Analysis of results we performed a comparative study on the dataset Car, classroom, bathroom and House established by themselves, each of which contained 5 images. And performing index evaluation on the realized high-definition image, wherein the index evaluation comprises peak signal-to-noise ratio (PSNR), structural Similarity (SSIM), running time and the like, so that the result of the system is ensured to be superior to that of the existing basic method.

The mathematical expression for SSIM is:

The SSIM gives an evaluation of the image quality by performing a similarity comparison of the structural information in the compared images,

If the value of SSIM is closer to 1, this means that the reconstructed image is closer to a true sharp image, and vice versa.

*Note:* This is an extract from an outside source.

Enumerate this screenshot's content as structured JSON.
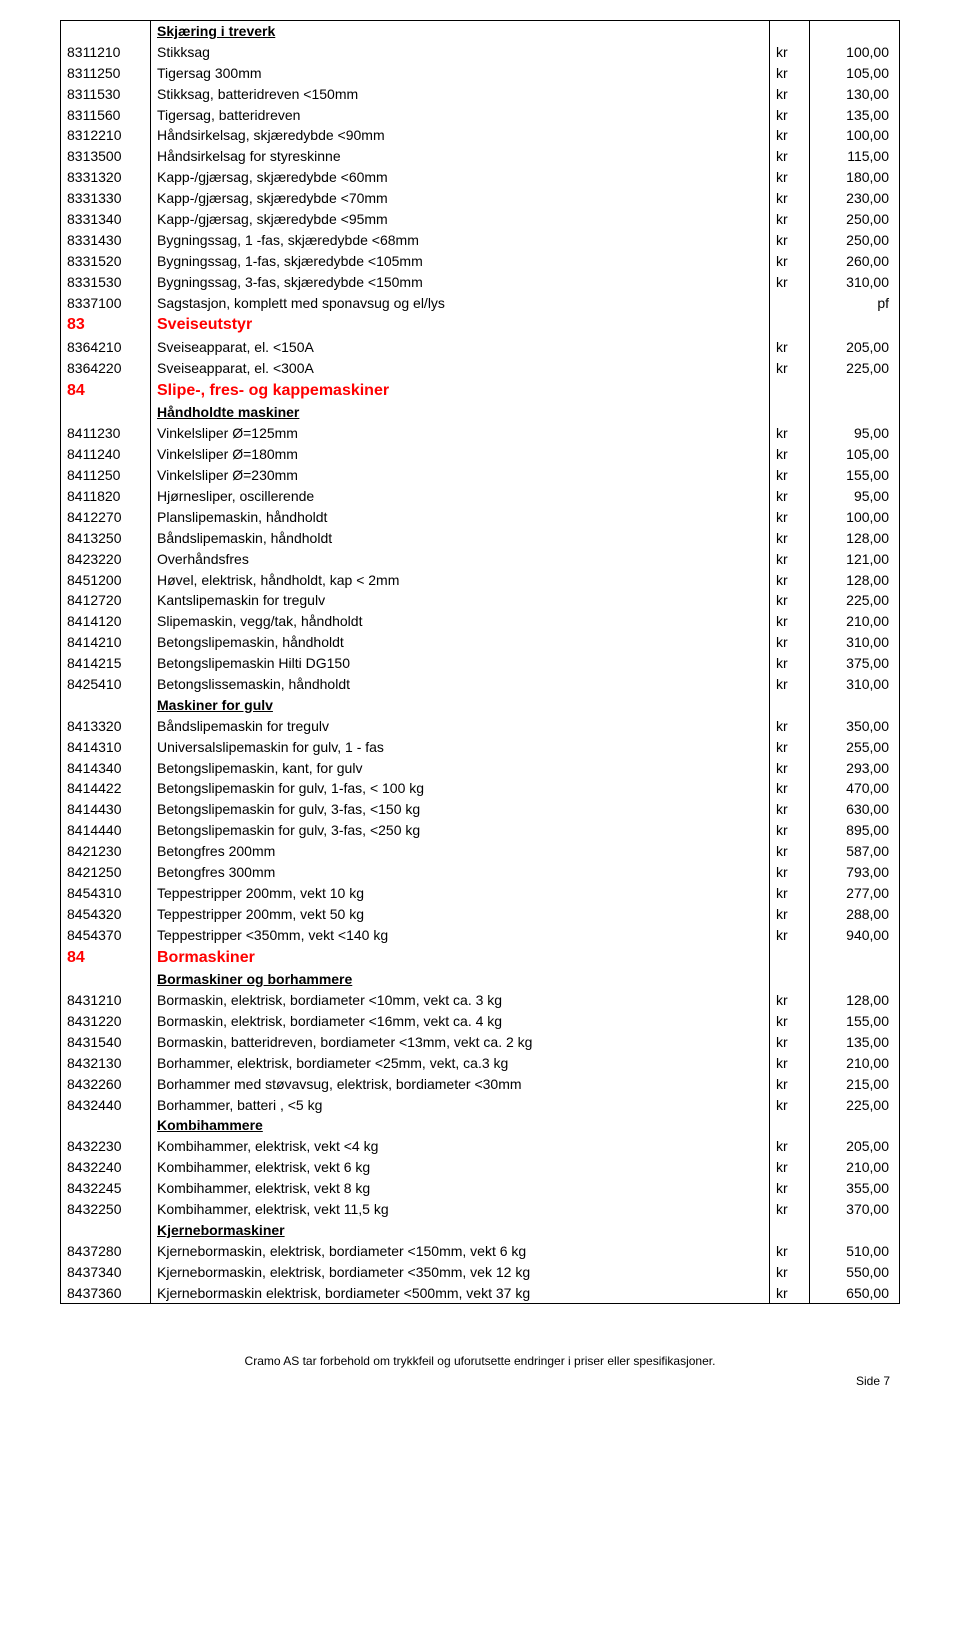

Mathematical expression of PSNR:

Wherein X _ori、X_res represents the true sharp image and the reconstructed image, MSE (Mean Squared Error) represents the error between X _ori and X _res, and m and n represent the row and column numbers of the image, respectively. PSNR is given in Db. It is worth noting that the larger the value of PSNR, the closer the reconstructed image is to the true sharp image. See table 1.

Claims

1. The rendering image super-resolution system based on the deep learning is characterized in that: the method comprises the steps of extracting an image data characteristic module, collecting and sorting pictures in a classical disney rendered image data set to find out more than 100 clear rendered images, wherein the rendered images comprise 10-dimensional information, the 10-dimensional information comprises R ',G',B ',normalR',normalG ',normalB',albedoR ',albedoG',albedoB and depth Z, downsampling the previous three-dimensional RGB channel by 2,3,4 times, interpolating and reducing the previous three-dimensional RGB channel to the original size by using a bicubic interpolation method, and then cutting 64 x 64 images after horizontal, vertical and overturn to obtain a blurred image as input data;

2. The depth learning based rendered image super resolution system of claim 1, wherein: the rendered image is a exr-type multi-channel file.

3. The depth learning based rendered image super resolution system of claim 1, wherein: the mathematical expression of the SSIM is as follows: The mathematical expression of PSNR: Wherein X _ori、X_res represents the true sharp image and the reconstructed image, MSE (Mean Squared Error) represents the error between X _ori and X _res, and m and n represent the row and column numbers of the image, respectively.